Prima volta in un mega-impianto a concentrazione dell’Arizona

Solare, l’ultima frontiera sono le batterie al sale per stoccare l’energia (PHOTOGALLERY)

[10 ottobre 2013]

L’impianto solare da 280 Mw di Solana, appena collegato alla rete in Arizona, ha una caratteristica unica: è la prima volta che negli Usa un mega-impianto solare  utilizzerà “‘salt battery”, batterie al sale per stoccare l’energia da immettere in rete di notte e quando non c’è sole.

Secondo l’Arizona Public Service (Aps), l’impianto, che si estende su 3 miglia quadrate vicino a Gila Bend, a circa 70 km a sud ovest di Phoenix, «Utilizzerà stoccaggio di energia termica, sotto forma di un sistema a sale fuso, per continuare a produrre energia pulita senza luce solare.
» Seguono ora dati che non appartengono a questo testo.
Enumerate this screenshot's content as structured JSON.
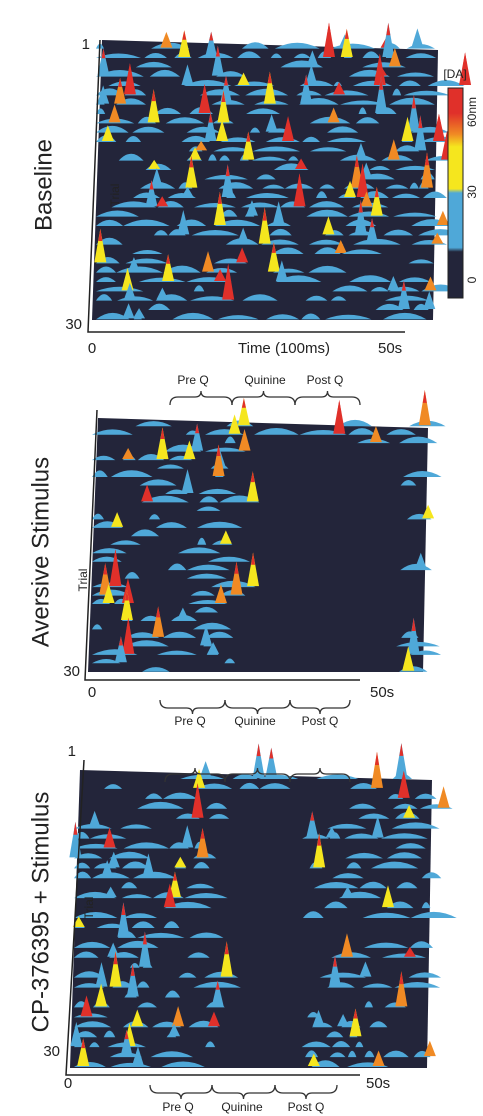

Questa tecnologia consente a Solana di produrre elettricità a pieno regime fino a sei ore dopo il tramonto, comprese le prime ore della sera, quando la domanda degli utenti è solitamente al picco in Arizona».

Si tratta di un grande passo in avanti rispetto alla tecnologia solare fotovoltaica più comune, che richiede luce diretta del sole per produrre elettricità. Come fa notare Triple Pundit, «Non solo Solana è una svolta tecnologica in termini di accumulo di energia termica, è anche il più grande impianto al mondo ad utilizzare specchi parabolici per concentrare l’energia solare. Questa tecnologia solare a concentrazione (Csp) usa gli specchi per concentrare il calore del sole su tubazioni, riscaldando un olio sintetico che scorre verso le caldaie, che creano il vapore che aziona due turbine a 140 MW per la produzione di energia elettrica, molto simile a una centrale elettrica tradizionale».

Lo stoccaggio dell’energia termica avviene utilizzando sale fuso, per continuare a produrre  vapore anche dopo il tramonto. Abengoa Solar, la filiale della multinazionale spagnola che gestisce l’impianto, spiega che «Questa capacità di produrre elettricità quando necessario, o dispacciabilità, è una delle caratteristiche uniche della concentrazione dell’energia solare rispetto ad altri tipi di energie rinnovabili» e aggiunge: «La dispacciabilità elimina anche problemi di intermittenza che le altre fonti rinnovabili, come l’eolico e il fotovoltaico, i conti con, fornendo stabilità alla rete e aumentando così il valore dell’energia generata da Csp».

Abengoa ha attualmente 1.223 MW di solare a concentrazione in esercizio e 430 MW in costruzione. E’ la più grande company Csp al mondo ed una delle poche costruisce e gestisce sia torri solari che e impianti con collettori parabolici.

L’Aps, la più grande utility dell’Arizona, attraverso un accordo di acquisto di energia con Abengoa, ha già comprato tutta l’energia elettrica prodotta dall’impianto solare per i prossimi 30 anni, cos’è in grado di soddisfare il fabbisogno giornaliero di 70.000 famiglie statunitensi (al top dei consumi di energia pro-capite), l’utility ha detto che «l’aggiunta di Solana, che farà aumentare il nostro solar energy portfolio di circa il 50% ed avremo 750 megawatt di energia solare nel nostro sistema entro la fine del 2013, abbastanza per servire 185.000 clienti in Arizona».

La costruzione di Solana ha portato alla creazione di oltre 2.000 posti di lavoro e di una filiera nazionale che si estende a 165 aziende in 29 Stati Usa. L’investimento totale dell’impianto è di circa due miliardi di dollari e Solana ha ricevuto un prestito garantito di 1,45 miliardi dollari dall’Federal Loan Guarantee Program del Dipartimento dell’energia Usa  che ha reso possibile la costruzione di Solana, la creazione o il mantenimento di migliaia di posti di lavoro, sia nella costruzione dell’impianto che diretti e indiretti nella catena di fornitura, oltre a rifornire il Southwest  Usa di energia pulita e sostenibile, utilizzando tecnologie innovative.